ミュータントは、ひょっとして交渉が決裂したら、あ・と・で(はあと)
あいかわらず、時制を読む気がないね……。もはや脳内翻訳だのぅ。

ハヤカワ版:
 マスクの男はかぶりを振った。もし貯蔵室を封鎖しても、状況はほとんど変わらなかっただろう。チーフもそれはわかっているはずだ。心理学的計測手段は《ソル》乗員が信じているほど精密ではない。
原文:
Alaska bezweifelte, daß Absperrung des Lagerraums überhaupt möglich war. Wahrscheinlich glaubte auch Rhodan nicht an den Erfolg einer solchen Aktion. Die Maßnahmen wurden aus psychologischen Gründen ergriffen. Die Besatzung der SOL sollte glauben, daß man in der Zentrale Herr der Situation war.

試訳:
 倉庫の封鎖が可能か否か、アラスカは懐疑的だ。おそらくはローダンもそうした作戦で成果があがるとは思っていまい。対策は心理学的見地からとられたもの。《ソル》乗員に、司令室の人々が事態をコントロールしていると信じさせるためなのだ。(改行)

とりあえず、対策をうったふりで(以下、次の項へ)

ハヤカワ版:
 そこで、ローダンは時間を節約した。
 闇のスペシャリストがなにを意図しているのか、そのまま見守ったのである。
原文:
Rhodan arbeitete offensihtlich auf Zeitgewinn.
Zunächst einmal mußten die Verantwortlichen herausfinden, was die Spezialisten der Nacht vorhatten.

試訳:
 ローダンは明らかに時間稼ぎをしている。
 司令室の幹部たちも、まずは闇のスペシャリストがなにを意図しているのかを探りだす必要があった。
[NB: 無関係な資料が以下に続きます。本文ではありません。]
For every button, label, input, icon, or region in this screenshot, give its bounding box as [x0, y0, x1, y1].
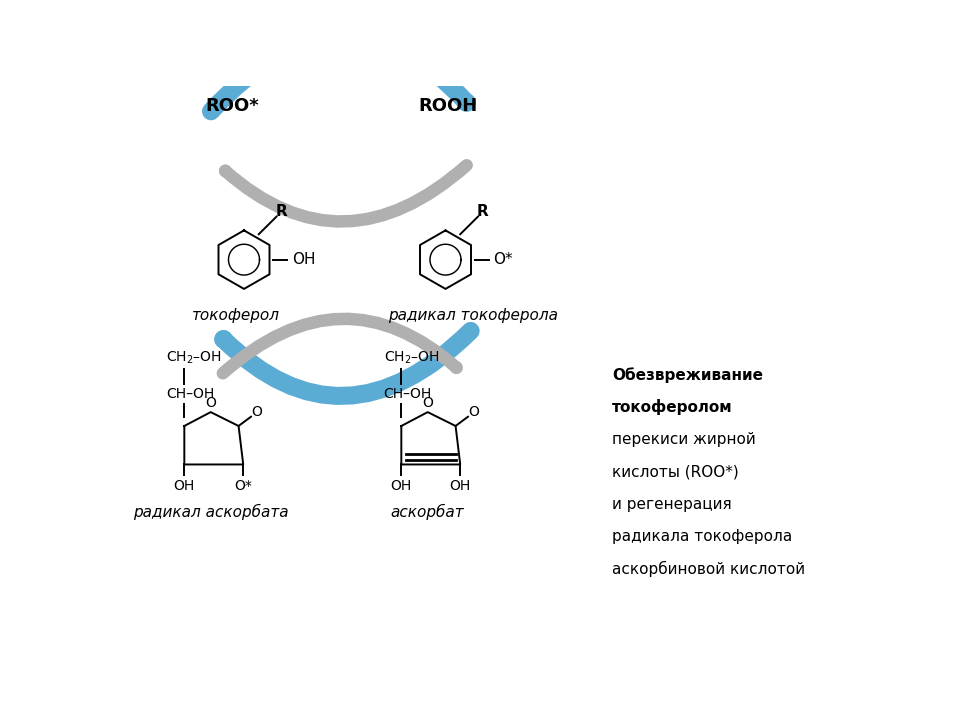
Text: R: R — [477, 204, 489, 219]
Text: OH: OH — [391, 479, 412, 493]
Text: O: O — [252, 405, 263, 419]
Text: токоферол: токоферол — [192, 307, 280, 323]
Text: CH$_2$–OH: CH$_2$–OH — [166, 350, 223, 366]
Text: R: R — [276, 204, 287, 219]
Text: O*: O* — [234, 479, 252, 493]
FancyArrowPatch shape — [224, 331, 470, 396]
Text: и регенерация: и регенерация — [612, 497, 732, 512]
Text: O*: O* — [493, 252, 514, 267]
Text: O: O — [422, 396, 433, 410]
Text: ROO*: ROO* — [205, 96, 259, 114]
Text: CH–OH: CH–OH — [383, 387, 432, 401]
Text: OH: OH — [292, 252, 316, 267]
Text: радикала токоферола: радикала токоферола — [612, 529, 792, 544]
FancyArrowPatch shape — [226, 166, 467, 222]
Text: ROOH: ROOH — [419, 96, 478, 114]
Text: токоферолом: токоферолом — [612, 400, 732, 415]
Text: Обезвреживание: Обезвреживание — [612, 367, 763, 383]
Text: OH: OH — [449, 479, 470, 493]
Text: O: O — [205, 396, 216, 410]
Text: аскорбиновой кислотой: аскорбиновой кислотой — [612, 561, 805, 577]
Text: радикал токоферола: радикал токоферола — [388, 307, 558, 323]
FancyArrowPatch shape — [223, 319, 457, 373]
Text: аскорбат: аскорбат — [391, 504, 465, 521]
Text: перекиси жирной: перекиси жирной — [612, 432, 756, 447]
FancyArrowPatch shape — [211, 37, 467, 112]
Text: OH: OH — [174, 479, 195, 493]
Text: CH$_2$–OH: CH$_2$–OH — [383, 350, 440, 366]
Text: кислоты (ROO*): кислоты (ROO*) — [612, 464, 739, 480]
Text: CH–OH: CH–OH — [166, 387, 215, 401]
Text: радикал аскорбата: радикал аскорбата — [132, 504, 289, 521]
Text: O: O — [468, 405, 480, 419]
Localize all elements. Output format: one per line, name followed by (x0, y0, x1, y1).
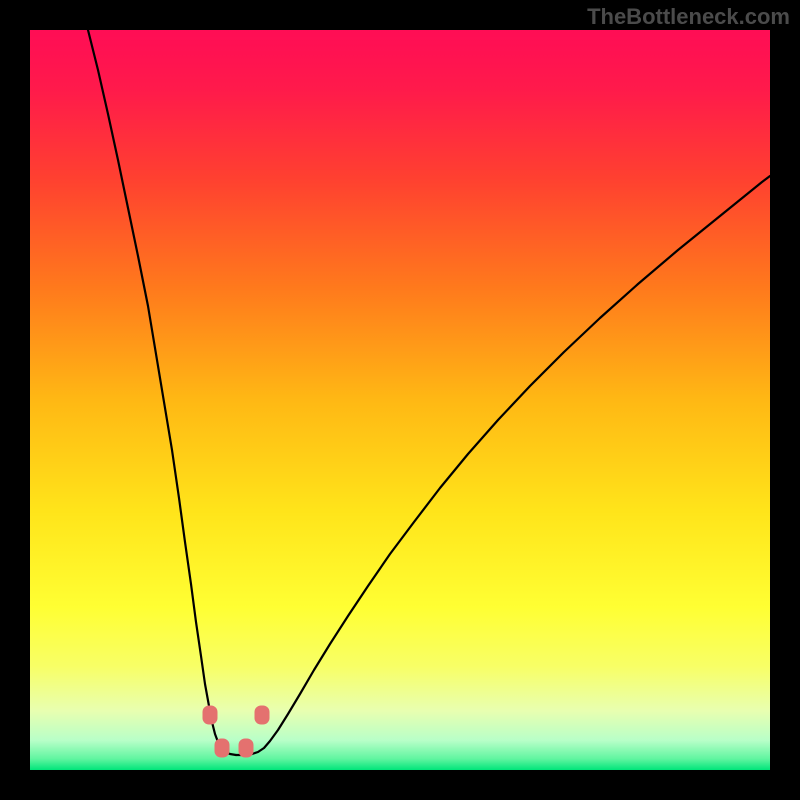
chart-frame: TheBottleneck.com (0, 0, 800, 800)
trough-marker (215, 739, 229, 757)
gradient-background (30, 30, 770, 770)
plot-area (30, 30, 770, 770)
chart-svg (30, 30, 770, 770)
trough-marker (255, 706, 269, 724)
watermark-text: TheBottleneck.com (587, 4, 790, 30)
trough-marker (239, 739, 253, 757)
trough-marker (203, 706, 217, 724)
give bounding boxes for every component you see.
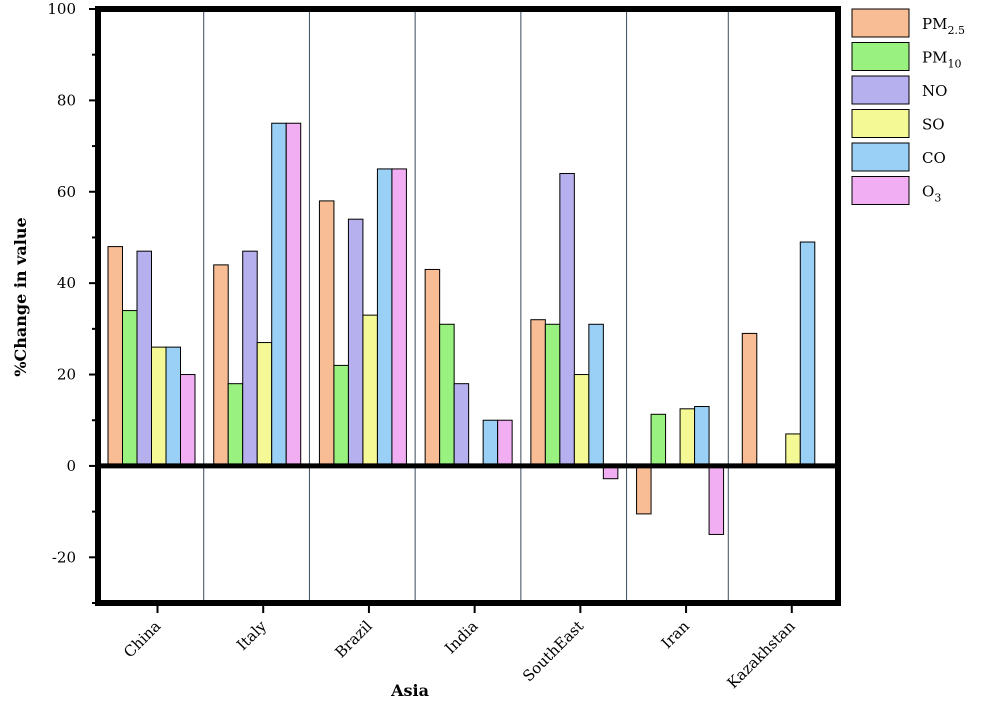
bar-pm25-kazakhstan <box>741 332 758 467</box>
y-axis-title: %Change in value <box>11 217 30 376</box>
bar-pm25-brazil <box>318 200 335 467</box>
y-tick-label: 0 <box>66 457 76 475</box>
legend-swatch-pm10 <box>851 42 910 71</box>
x-tick-label-brazil: Brazil <box>331 617 375 661</box>
x-tick-label-kazakhstan: Kazakhstan <box>724 617 799 692</box>
bar-co-italy <box>271 122 287 467</box>
x-tick-label-italy: Italy <box>233 617 270 654</box>
bar-pm10-italy <box>227 383 244 467</box>
bar-pm25-india <box>424 268 441 467</box>
legend-swatch-no <box>851 75 910 105</box>
bar-pm10-brazil <box>333 364 349 467</box>
bar-pm25-southeast <box>530 319 546 467</box>
y-tick-label: 80 <box>57 91 76 109</box>
bar-so-china <box>151 346 167 467</box>
y-tick-label: 20 <box>57 366 76 384</box>
bar-pm10-india <box>439 323 455 467</box>
bar-no-southeast <box>559 172 575 467</box>
x-axis-ticks: China Italy Brazil India SouthEast Iran Kazakh… <box>120 603 799 692</box>
legend-label: O3 <box>922 183 941 205</box>
bar-no-brazil <box>347 218 364 467</box>
x-tick-label-southeast: SouthEast <box>519 617 587 685</box>
bar-co-kazakhstan <box>799 241 816 467</box>
bar-o3-italy <box>285 122 302 467</box>
bar-pm10-china <box>122 310 138 467</box>
legend-swatch-so <box>851 109 910 138</box>
y-axis-ticks: 100 80 60 40 20 0 -20 <box>47 0 98 604</box>
bar-o3-brazil <box>391 168 407 467</box>
y-tick-label: 40 <box>57 274 76 292</box>
bar-so-brazil <box>362 314 378 467</box>
bar-no-china <box>136 250 152 467</box>
legend-label: CO <box>922 149 946 167</box>
legend-label: SO <box>922 116 945 134</box>
bar-so-southeast <box>573 374 590 467</box>
bar-co-southeast <box>588 323 604 467</box>
bar-co-india <box>482 419 499 467</box>
legend-swatch-o3 <box>851 176 910 205</box>
bar-co-china <box>165 346 181 467</box>
bar-pm25-china <box>107 246 123 467</box>
legend-label: NO <box>922 82 947 100</box>
legend-swatch-pm25 <box>851 8 910 38</box>
y-tick-label: 100 <box>47 0 76 18</box>
x-tick-label-china: China <box>120 617 164 661</box>
axes-layer <box>95 6 841 606</box>
legend-swatch-co <box>851 142 910 172</box>
bar-so-kazakhstan <box>785 433 801 467</box>
bars-layer <box>107 122 816 535</box>
bar-pm25-italy <box>213 264 229 467</box>
bar-co-brazil <box>376 168 393 467</box>
bar-co-iran <box>694 406 710 467</box>
bar-no-italy <box>242 250 258 467</box>
bar-o3-iran <box>708 465 725 535</box>
bar-o3-india <box>497 419 513 467</box>
y-tick-label: 60 <box>57 183 76 201</box>
x-tick-label-india: India <box>441 617 481 657</box>
bar-no-india <box>453 383 470 467</box>
bar-so-iran <box>679 408 696 467</box>
x-tick-label-iran: Iran <box>658 617 693 652</box>
y-tick-label: -20 <box>52 548 76 566</box>
legend-label: PM2.5 <box>922 15 965 37</box>
bar-pm25-iran <box>636 465 652 515</box>
legend-label: PM10 <box>922 49 961 71</box>
bar-so-italy <box>256 342 273 467</box>
x-axis-title: Asia <box>390 681 429 700</box>
legend: PM2.5 PM10 NO SO CO O3 <box>851 8 965 205</box>
bar-pm10-southeast <box>544 323 561 467</box>
bar-o3-china <box>180 374 196 467</box>
category-dividers <box>203 9 729 603</box>
bar-pm10-iran <box>650 413 667 467</box>
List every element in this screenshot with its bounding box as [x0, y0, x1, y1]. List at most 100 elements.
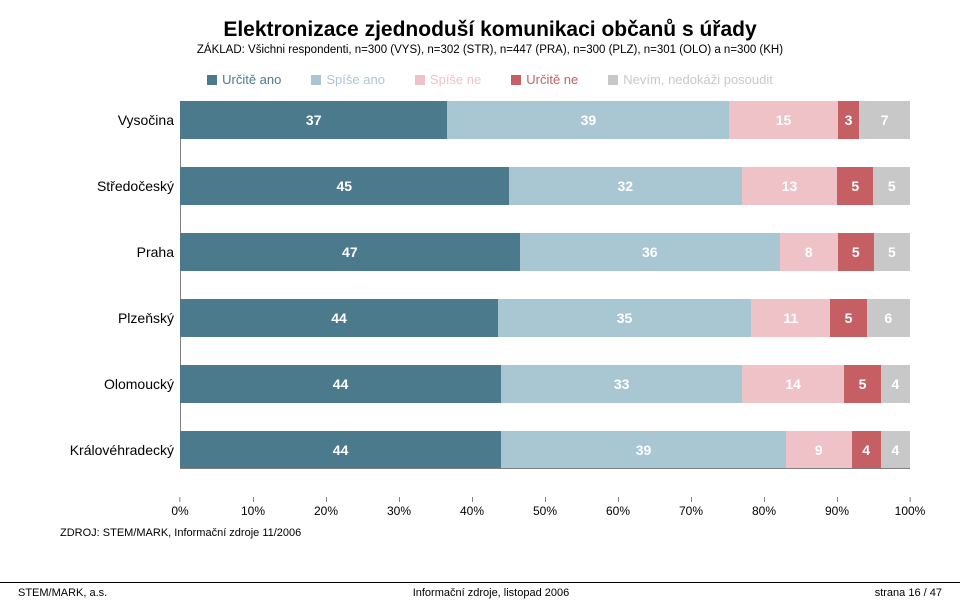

意図を探りだす必要がある→時間がかかる→対策をうったふり→信じた乗員たちはひと安心。
訳文だと、あまりに無責任……つーか、計測手段って、なにー?

■163p

ハヤカワ版:
封鎖処置のためだろうか? アラスカにはそうは思えなかったが。
原文:
Alaska war überzeugt davon, daß sie die Absperrungsmaßnahmen registriert hatten, aber das schien ihnen nichts auszumachen,

試訳:
かれらが封鎖処置を認識したのをアラスカは確信していたが、それもどうでもいいことらしかった。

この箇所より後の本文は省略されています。